Don José Pedro se representaba las escenas con regocijado recuerdo. Sin embargo, no está satisfecho. Quisiera él discutir sobre lo que habló. Quisiera verlo todo, no como nebulosa informe, sino en orden, preciso, iluminado. ¿Qué es el yo? ¿Dónde radica? Él lo sabe, sí; pero únicamente por presentimiento, sin lograr concretarlo. Su cerebro no ha tenido gimnasia, flaco se ha quedado...

A cada rato baja la golondrina azul, en comba del espacio a la tierra, cruza veloz a escasos dedos del suelo firme, pero de nuevo desaparece arriba, y deja su silencio...

¿Qué es el yo? ¿Dónde radica? Hay una zona -piensa sin palabras, en esa como tonalidad de las certezas-, una zona sensible pero no razonable, en la cual nos sentimos como flotantes, o como inmersos y transidos por la energía cósmica. Pero esta energía, o una porción de ella, no es todavía el yo. El yo se siente arraigado en esa substancia, pero es algo completamente individual, que al sentirse allí tan solo, tan solo, experimenta una desolación inquietante. Suele ser horrible sentir esta soledad. Suele sufrirse como un desamparado en medio del universo. ¿Qué nos queda entonces para defender nuestra vida, para serenarnos y adquirir aplomo y paz? ¡Ah, sólo la esperanza!

Aquí, católicamente, eleva don José Pedro a Dios su alma. La golondrina azul prosigue sus vuelos intermitentes; viene, cruza fugaz, se remonta y se borra. Ya nada le importan a él aquellos visitantes del almuerzo. Pueden irse de paseo con su política, su lógica y sus intereses.

Cuando la tarde cae, don José Pedro, en una como violenta crisis en que su madurez se concreta, discurre. Porque, vamos a ver, se dice: suponen los cerebrales que los sentimientos limitan el pensar.

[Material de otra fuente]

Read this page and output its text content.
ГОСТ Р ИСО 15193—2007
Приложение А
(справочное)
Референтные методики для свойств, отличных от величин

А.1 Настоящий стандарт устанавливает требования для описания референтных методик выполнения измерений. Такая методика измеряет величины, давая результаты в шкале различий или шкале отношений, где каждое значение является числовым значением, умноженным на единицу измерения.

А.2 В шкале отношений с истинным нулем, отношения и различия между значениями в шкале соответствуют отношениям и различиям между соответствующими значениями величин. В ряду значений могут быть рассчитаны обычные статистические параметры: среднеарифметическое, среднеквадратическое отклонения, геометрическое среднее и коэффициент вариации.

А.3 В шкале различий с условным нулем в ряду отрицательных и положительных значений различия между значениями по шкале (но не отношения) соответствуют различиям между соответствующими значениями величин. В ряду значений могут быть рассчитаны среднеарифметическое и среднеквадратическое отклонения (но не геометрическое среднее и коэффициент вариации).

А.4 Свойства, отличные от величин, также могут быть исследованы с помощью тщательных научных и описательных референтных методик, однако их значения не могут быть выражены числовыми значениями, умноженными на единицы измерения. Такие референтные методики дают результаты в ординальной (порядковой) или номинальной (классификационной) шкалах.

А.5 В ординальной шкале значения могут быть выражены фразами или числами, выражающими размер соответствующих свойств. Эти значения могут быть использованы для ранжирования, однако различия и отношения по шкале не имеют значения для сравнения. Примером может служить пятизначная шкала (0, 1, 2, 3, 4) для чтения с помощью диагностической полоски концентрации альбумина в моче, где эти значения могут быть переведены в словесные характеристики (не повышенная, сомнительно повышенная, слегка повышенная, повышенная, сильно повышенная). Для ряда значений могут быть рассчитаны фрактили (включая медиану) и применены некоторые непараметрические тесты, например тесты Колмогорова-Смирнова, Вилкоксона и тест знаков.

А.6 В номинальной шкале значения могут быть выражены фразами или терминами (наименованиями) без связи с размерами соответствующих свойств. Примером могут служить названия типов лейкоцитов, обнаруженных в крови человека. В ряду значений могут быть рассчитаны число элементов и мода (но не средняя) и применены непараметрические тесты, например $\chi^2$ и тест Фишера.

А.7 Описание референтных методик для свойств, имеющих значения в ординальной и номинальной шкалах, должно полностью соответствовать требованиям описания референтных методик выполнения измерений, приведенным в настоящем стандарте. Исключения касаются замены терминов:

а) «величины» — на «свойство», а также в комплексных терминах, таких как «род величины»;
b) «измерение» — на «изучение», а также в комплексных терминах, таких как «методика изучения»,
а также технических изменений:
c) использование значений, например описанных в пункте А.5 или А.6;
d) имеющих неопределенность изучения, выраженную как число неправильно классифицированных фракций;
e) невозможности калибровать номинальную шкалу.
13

Con esto creen ordenar la función emotiva, cual si fuera un estorbo. ¿No será que teniendo la razón sus propios límites, más allá de los cuales no consigue ir, se topa con el sentimiento, que prosigue? Porque dentro del círculo racional vemos que las ideas se combaten y se destruyen entre sí, que de siglo en siglo alguna toma turno y predomina, en boga. Anotamos que ninguna permanece. A la vez, observamos permanecer al sentimiento: se siente hoy exactamente como antes se sentía, y así se sentirá; es él quien nos presenta las trazas de lo eterno. La bondad, por ejemplo. En el campo religioso, el sentimiento es la base y el impulso. La idea, sólo un medio expresivo. Los racionalistas discuten y   —315→   pulverizan las ideas religiosas; mas nada pueden contra el sentimiento religioso. Las iglesias han cometido el error de racionalizar sus religiones. Así las han hecho vulnerables. La teología puede discutirse y exhibirse como un conjunto de conceptos deficientes. Siempre serán deficientes las ideas. Las fuerzas espirituales, emotivas, que llevamos en la entraña del ser, ellas bastan para que los hombres marchen a través de las edades, y entre esas fuerzas hay algunas que jamás perecerán porque son indestructibles. Ellas, en cambio, son capaces de destruir todas las ideas. Nace una doctrina política y nace destructible por otra que cualquier día surge. ¿Y cómo surgen las doctrinas? Por un fuego sentimental que las inflama. Siempre las llamas sustentan. Se suceden las teorías en las rutas de la humanidad, como nidos que el alma teje para ir cobijando el corazón insatisfecho.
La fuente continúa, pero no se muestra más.